Claro que há lagrimas, as violetas, e há sempre um sentimento de perda, como nos diz a calêndula, por vezes envolta na pureza da açucena, mas talvez o mais importante seja sentir esperança. Esperança que nos foi deixada pelos que morreram e esperança em nós, ou seja, a esperança do lírio e do jasmim. Nesses momentos, a força de vermos um carvalho, mesmo que em escultura, também pode ser necessária quando vamos a um cemitério.
Nos cemitérios, olhar para a glória-da-manhã ou ouvir o episódio bíblico em que se parabolizam as sementes do trigo que, deitadas à terra, só fazem novas plantas os grãos que morrem, levam-nos a reflectir sobre a beleza do mundo e o sentido da vida.
Este livro / catálogo identifica muitas destas plantas e do seu simbolismo. Está em nós aproveitarmos e confortarmo-nos com esta sabedoria ou simplesmente admirarmos as suas representações artísticas.
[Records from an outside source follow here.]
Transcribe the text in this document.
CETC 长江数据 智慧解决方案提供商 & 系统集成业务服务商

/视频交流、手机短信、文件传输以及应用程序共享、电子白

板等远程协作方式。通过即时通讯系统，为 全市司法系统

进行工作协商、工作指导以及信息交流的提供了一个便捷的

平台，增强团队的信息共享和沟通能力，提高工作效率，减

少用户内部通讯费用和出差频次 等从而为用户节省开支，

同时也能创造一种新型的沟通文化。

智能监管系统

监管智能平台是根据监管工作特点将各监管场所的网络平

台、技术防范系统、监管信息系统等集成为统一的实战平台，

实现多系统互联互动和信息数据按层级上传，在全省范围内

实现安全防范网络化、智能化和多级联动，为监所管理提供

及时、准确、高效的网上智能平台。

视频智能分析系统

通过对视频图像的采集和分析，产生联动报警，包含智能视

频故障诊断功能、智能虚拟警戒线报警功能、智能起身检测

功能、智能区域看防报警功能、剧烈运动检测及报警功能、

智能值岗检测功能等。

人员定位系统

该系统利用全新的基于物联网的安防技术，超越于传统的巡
Não quero deixar de agradecer às autoras por permitirem sermos acompanhados, se quisermos, em cada uma das nossas idas a um destes cemitérios de Lisboa, por estas flores de pedra que, por esta ou por aquela razão, nos podem mesmo fazer companhia, tal como os simples crisântemos, das raras flores que naturalmente florescem no Outono em Portugal, no dia de finados.
No âmbito da Lisboa Capital Verde Europeia 2020, ligar a botânica e as suas histórias também à morte e aos espaços onde esta está presente, é um facto de grande relevância, pois neste ano tão importante para Lisboa, e quando queremos ter respeito por todos, não nos podíamos mesmo esquecer de ninguém. Obrigado.